CPC Case, April 4, 2003

Discussant: Mitch Carroll, MD.

Presenter: Jawad A. Qureshi,MD


CC: “I couldn’t get her up.” (The patient’s roommate)

HPI: The patient is a 45 yo WF with a h/o sinusitis who presented to the PHD ER obtunded. According to the roommate, the patient complained of sinus problems for 2-3 days prior to admission, and a headache and fever on the day prior to admission. The patient and the roommate had been drinking on the evening prior to presentation and the patient told the roommate that “if something happens to [her], please take care of [her] dogs.” The patient fell asleep on their couch and was “tossing and turning” throughout the night. At approximately 5 am, the roommate noted that the patient was more agitated and “would not wake up.” EMS was called and brought the patient to the PHD ER. Of note, EMS personnel found an opened, empty prescription bottle of skelaxin (metaxalone) in the patient’s apartment.
The roommate knows of no sick contacts, no history of attempted suicide in the past, no psychiatric illness history or other PMH, no medications that the patient was taking, and no other history of symptoms.

ROS: Unobtainable.

MEDS: Skelaxin, otherwise unknown.

ALL: Unknown.

PMH: Sinusitis, otherwise unknown.

PSH: Unknown.

FH: Mother passed 10 yrs ago (reason unknown). Father passed when the patient was 7 yrs old (reason unknown). The patient has no siblings.
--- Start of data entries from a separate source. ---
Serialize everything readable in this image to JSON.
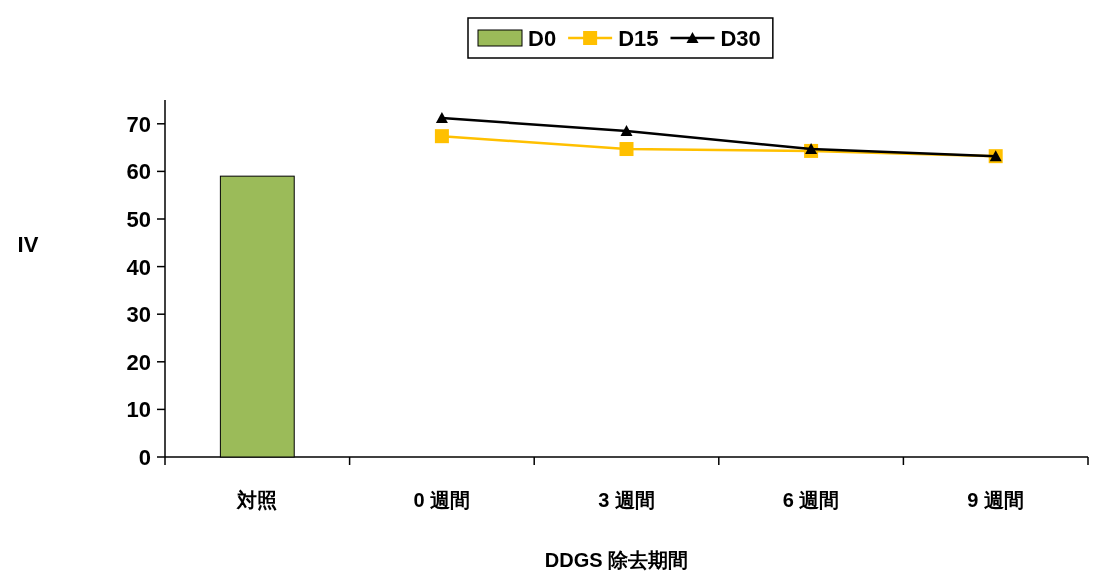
{
  "chart_data": {
    "type": "bar",
    "xlabel": "DDGS 除去期間",
    "ylabel": "IV",
    "categories": [
      "対照",
      "0 週間",
      "3 週間",
      "6 週間",
      "9 週間"
    ],
    "ylim": [
      0,
      75
    ],
    "yticks": [
      0,
      10,
      20,
      30,
      40,
      50,
      60,
      70
    ],
    "grid": false,
    "legend": "top",
    "series": [
      {
        "name": "D0",
        "color": "#9bbb59",
        "values": [
          59.0,
          null,
          null,
          null,
          null
        ]
      },
      {
        "name": "D15",
        "type": "line",
        "color": "#ffc000",
        "marker": "square",
        "values": [
          null,
          67.4,
          64.7,
          64.3,
          63.2
        ]
      },
      {
        "name": "D30",
        "type": "line",
        "color": "#000000",
        "marker": "triangle",
        "values": [
          null,
          71.2,
          68.5,
          64.7,
          63.2
        ]
      }
    ]
  }
}
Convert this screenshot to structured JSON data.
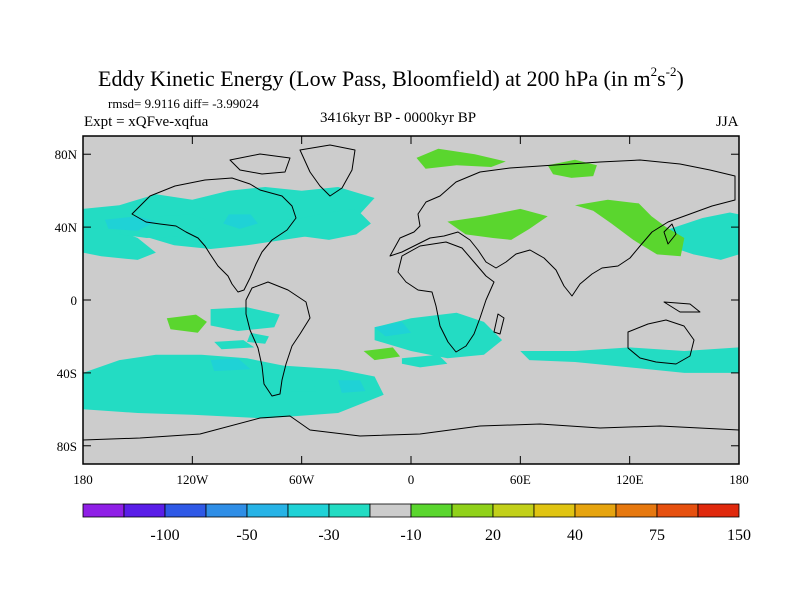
{
  "title": {
    "main": "Eddy Kinetic Energy (Low Pass, Bloomfield) at 200 hPa (in m",
    "sup1": "2",
    "mid": "s",
    "sup2": "-2",
    "close": ")"
  },
  "stats": "rmsd= 9.9116 diff= -3.99024",
  "experiment": "Expt = xQFve-xqfua",
  "period": "3416kyr BP - 0000kyr BP",
  "season": "JJA",
  "chart_data": {
    "type": "heatmap",
    "projection": "cylindrical-equidistant",
    "xlim": [
      -180,
      180
    ],
    "ylim": [
      -90,
      90
    ],
    "x_ticks": [
      {
        "value": -180,
        "label": "180"
      },
      {
        "value": -120,
        "label": "120W"
      },
      {
        "value": -60,
        "label": "60W"
      },
      {
        "value": 0,
        "label": "0"
      },
      {
        "value": 60,
        "label": "60E"
      },
      {
        "value": 120,
        "label": "120E"
      },
      {
        "value": 180,
        "label": "180"
      }
    ],
    "y_ticks": [
      {
        "value": 80,
        "label": "80N"
      },
      {
        "value": 40,
        "label": "40N"
      },
      {
        "value": 0,
        "label": "0"
      },
      {
        "value": -40,
        "label": "40S"
      },
      {
        "value": -80,
        "label": "80S"
      }
    ],
    "colorbar": {
      "colors": [
        "#8f1fe6",
        "#5a1ee8",
        "#2f59e6",
        "#2f8ee6",
        "#27b3e6",
        "#1fd2d6",
        "#23dcc3",
        "#cccccc",
        "#5ad62e",
        "#90d11a",
        "#c2d01a",
        "#e0c412",
        "#e6a40f",
        "#e6780f",
        "#e6500f",
        "#e0290d"
      ],
      "labels": [
        {
          "after_box": 1,
          "text": "-100"
        },
        {
          "after_box": 3,
          "text": "-50"
        },
        {
          "after_box": 5,
          "text": "-30"
        },
        {
          "after_box": 7,
          "text": "-10"
        },
        {
          "after_box": 9,
          "text": "20"
        },
        {
          "after_box": 11,
          "text": "40"
        },
        {
          "after_box": 13,
          "text": "75"
        },
        {
          "after_box": 15,
          "text": "150"
        }
      ]
    },
    "background_color": "#cccccc",
    "regions": [
      {
        "level": "-30 to -10",
        "color": "#23dcc3",
        "lonlat": [
          [
            -180,
            50
          ],
          [
            -160,
            52
          ],
          [
            -140,
            58
          ],
          [
            -120,
            55
          ],
          [
            -100,
            60
          ],
          [
            -80,
            62
          ],
          [
            -60,
            60
          ],
          [
            -40,
            62
          ],
          [
            -20,
            56
          ],
          [
            -30,
            45
          ],
          [
            -50,
            36
          ],
          [
            -70,
            33
          ],
          [
            -90,
            30
          ],
          [
            -110,
            28
          ],
          [
            -130,
            30
          ],
          [
            -150,
            36
          ],
          [
            -170,
            38
          ],
          [
            -180,
            40
          ]
        ]
      },
      {
        "level": "-30 to -10",
        "color": "#23dcc3",
        "lonlat": [
          [
            -180,
            40
          ],
          [
            -160,
            38
          ],
          [
            -150,
            34
          ],
          [
            -140,
            26
          ],
          [
            -150,
            22
          ],
          [
            -170,
            24
          ],
          [
            -180,
            26
          ]
        ]
      },
      {
        "level": "-30 to -10",
        "color": "#23dcc3",
        "lonlat": [
          [
            -80,
            36
          ],
          [
            -60,
            35
          ],
          [
            -45,
            33
          ],
          [
            -30,
            36
          ],
          [
            -22,
            42
          ],
          [
            -30,
            50
          ],
          [
            -45,
            48
          ],
          [
            -60,
            45
          ],
          [
            -75,
            43
          ]
        ]
      },
      {
        "level": "-30 to -10",
        "color": "#23dcc3",
        "lonlat": [
          [
            -158,
            42
          ],
          [
            -138,
            46
          ],
          [
            -120,
            47
          ],
          [
            -110,
            43
          ],
          [
            -125,
            35
          ],
          [
            -145,
            34
          ],
          [
            -160,
            36
          ]
        ]
      },
      {
        "level": "-30 to -10",
        "color": "#23dcc3",
        "lonlat": [
          [
            130,
            35
          ],
          [
            145,
            40
          ],
          [
            160,
            45
          ],
          [
            175,
            48
          ],
          [
            180,
            47
          ],
          [
            180,
            25
          ],
          [
            170,
            22
          ],
          [
            155,
            25
          ],
          [
            140,
            30
          ]
        ]
      },
      {
        "level": "-30 to -10",
        "color": "#23dcc3",
        "lonlat": [
          [
            -110,
            -5
          ],
          [
            -90,
            -4
          ],
          [
            -72,
            -8
          ],
          [
            -75,
            -15
          ],
          [
            -95,
            -17
          ],
          [
            -110,
            -14
          ]
        ]
      },
      {
        "level": "-30 to -10",
        "color": "#23dcc3",
        "lonlat": [
          [
            -88,
            -18
          ],
          [
            -78,
            -20
          ],
          [
            -80,
            -24
          ],
          [
            -90,
            -23
          ]
        ]
      },
      {
        "level": "-30 to -10",
        "color": "#23dcc3",
        "lonlat": [
          [
            -20,
            -15
          ],
          [
            0,
            -10
          ],
          [
            25,
            -7
          ],
          [
            40,
            -12
          ],
          [
            50,
            -22
          ],
          [
            40,
            -30
          ],
          [
            20,
            -32
          ],
          [
            0,
            -28
          ],
          [
            -20,
            -22
          ]
        ]
      },
      {
        "level": "-30 to -10",
        "color": "#23dcc3",
        "lonlat": [
          [
            -5,
            -32
          ],
          [
            15,
            -30
          ],
          [
            20,
            -35
          ],
          [
            5,
            -37
          ],
          [
            -5,
            -35
          ]
        ]
      },
      {
        "level": "-30 to -10",
        "color": "#23dcc3",
        "lonlat": [
          [
            -180,
            -40
          ],
          [
            -160,
            -33
          ],
          [
            -140,
            -30
          ],
          [
            -115,
            -30
          ],
          [
            -90,
            -32
          ],
          [
            -70,
            -36
          ],
          [
            -40,
            -38
          ],
          [
            -20,
            -42
          ],
          [
            -15,
            -52
          ],
          [
            -40,
            -62
          ],
          [
            -80,
            -65
          ],
          [
            -120,
            -63
          ],
          [
            -150,
            -62
          ],
          [
            -180,
            -60
          ]
        ]
      },
      {
        "level": "-30 to -10",
        "color": "#23dcc3",
        "lonlat": [
          [
            60,
            -28
          ],
          [
            90,
            -28
          ],
          [
            120,
            -26
          ],
          [
            150,
            -28
          ],
          [
            180,
            -26
          ],
          [
            180,
            -40
          ],
          [
            150,
            -40
          ],
          [
            120,
            -37
          ],
          [
            90,
            -34
          ],
          [
            65,
            -33
          ]
        ]
      },
      {
        "level": "-30 to -10",
        "color": "#23dcc3",
        "lonlat": [
          [
            -108,
            -23
          ],
          [
            -92,
            -22
          ],
          [
            -86,
            -26
          ],
          [
            -104,
            -27
          ]
        ]
      },
      {
        "level": "-30 to -10",
        "color": "#23dcc3",
        "lonlat": [
          [
            -70,
            -42
          ],
          [
            -55,
            -42
          ],
          [
            -52,
            -50
          ],
          [
            -66,
            -50
          ]
        ]
      },
      {
        "level": "-50 to -30",
        "color": "#1fd2d6",
        "lonlat": [
          [
            -168,
            44
          ],
          [
            -150,
            46
          ],
          [
            -140,
            43
          ],
          [
            -150,
            38
          ],
          [
            -166,
            39
          ]
        ]
      },
      {
        "level": "-50 to -30",
        "color": "#1fd2d6",
        "lonlat": [
          [
            -100,
            47
          ],
          [
            -88,
            47
          ],
          [
            -84,
            42
          ],
          [
            -94,
            39
          ],
          [
            -103,
            42
          ]
        ]
      },
      {
        "level": "-50 to -30",
        "color": "#1fd2d6",
        "lonlat": [
          [
            -20,
            -15
          ],
          [
            -5,
            -12
          ],
          [
            0,
            -18
          ],
          [
            -14,
            -20
          ]
        ]
      },
      {
        "level": "-50 to -30",
        "color": "#1fd2d6",
        "lonlat": [
          [
            -110,
            -33
          ],
          [
            -95,
            -32
          ],
          [
            -88,
            -38
          ],
          [
            -108,
            -39
          ]
        ]
      },
      {
        "level": "-50 to -30",
        "color": "#1fd2d6",
        "lonlat": [
          [
            -40,
            -44
          ],
          [
            -28,
            -44
          ],
          [
            -25,
            -50
          ],
          [
            -38,
            -51
          ]
        ]
      },
      {
        "level": "10 to 20",
        "color": "#5ad62e",
        "lonlat": [
          [
            3,
            78
          ],
          [
            15,
            83
          ],
          [
            35,
            80
          ],
          [
            52,
            76
          ],
          [
            44,
            73
          ],
          [
            25,
            74
          ],
          [
            8,
            72
          ]
        ]
      },
      {
        "level": "10 to 20",
        "color": "#5ad62e",
        "lonlat": [
          [
            75,
            74
          ],
          [
            90,
            77
          ],
          [
            102,
            74
          ],
          [
            100,
            68
          ],
          [
            88,
            67
          ],
          [
            78,
            69
          ]
        ]
      },
      {
        "level": "10 to 20",
        "color": "#5ad62e",
        "lonlat": [
          [
            20,
            43
          ],
          [
            40,
            46
          ],
          [
            60,
            50
          ],
          [
            75,
            46
          ],
          [
            65,
            39
          ],
          [
            55,
            33
          ],
          [
            45,
            34
          ],
          [
            30,
            36
          ]
        ]
      },
      {
        "level": "10 to 20",
        "color": "#5ad62e",
        "lonlat": [
          [
            90,
            52
          ],
          [
            108,
            55
          ],
          [
            125,
            53
          ],
          [
            132,
            46
          ],
          [
            140,
            40
          ],
          [
            150,
            34
          ],
          [
            148,
            24
          ],
          [
            135,
            25
          ],
          [
            122,
            33
          ],
          [
            110,
            42
          ],
          [
            100,
            49
          ]
        ]
      },
      {
        "level": "10 to 20",
        "color": "#5ad62e",
        "lonlat": [
          [
            -134,
            -10
          ],
          [
            -118,
            -8
          ],
          [
            -112,
            -12
          ],
          [
            -117,
            -18
          ],
          [
            -132,
            -16
          ]
        ]
      },
      {
        "level": "10 to 20",
        "color": "#5ad62e",
        "lonlat": [
          [
            -26,
            -28
          ],
          [
            -10,
            -26
          ],
          [
            -6,
            -31
          ],
          [
            -20,
            -33
          ]
        ]
      }
    ]
  }
}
SH: The patient is unemployed, lives with roommate, and has no living family members. The patient does smoke (duration and quantity unknown), and she is an occasional “heavy drinker.” No known IVDA or recreational drug use by the patient.

PE: VS: T 105.2 P 173 R 40 BP 123/75 Sating 95% on the ventilator

VENT: 700, R 14, FIO2 40, 98% O2

GEN: Obtunded, thin WF, intubated, intermittently shaking, biting ET tube,
diaphoretic, sheets wet with perspiration.

HEENT: NC, AT, Pupils 6 cm on R, 7 cm on L, sluggish, OP with ETT.

NECK: No JVD/LAD/TM.

CV: Tachycardic, normal S1 & S2, no M/R/G.

LUNGS: CTA Bilaterally.

ABD: S, NT, ND, hypoactive BS.

EXT: No C/C/E. 2+ distal pulses in the UEs and LEs bilat and symmetric.

NEURO: Intermittent tonic clonic movements of all four extremities, unable to
flex UEs or LEs secondary to rigidity; CN, muscle strength, and
sensation not testable secondary to the pt’s MS.

LABS:

OTHER STUDIES:

EKG: Sinus Tach, Rate 166, Normal axis, Normal intervals, No acute ST-T wave changes.

CXR: No acute cardio-pulmonary disease.

Head CT: Negative--No intracranial mass effect, acute intracranial hemorrhage, or hematoma noted.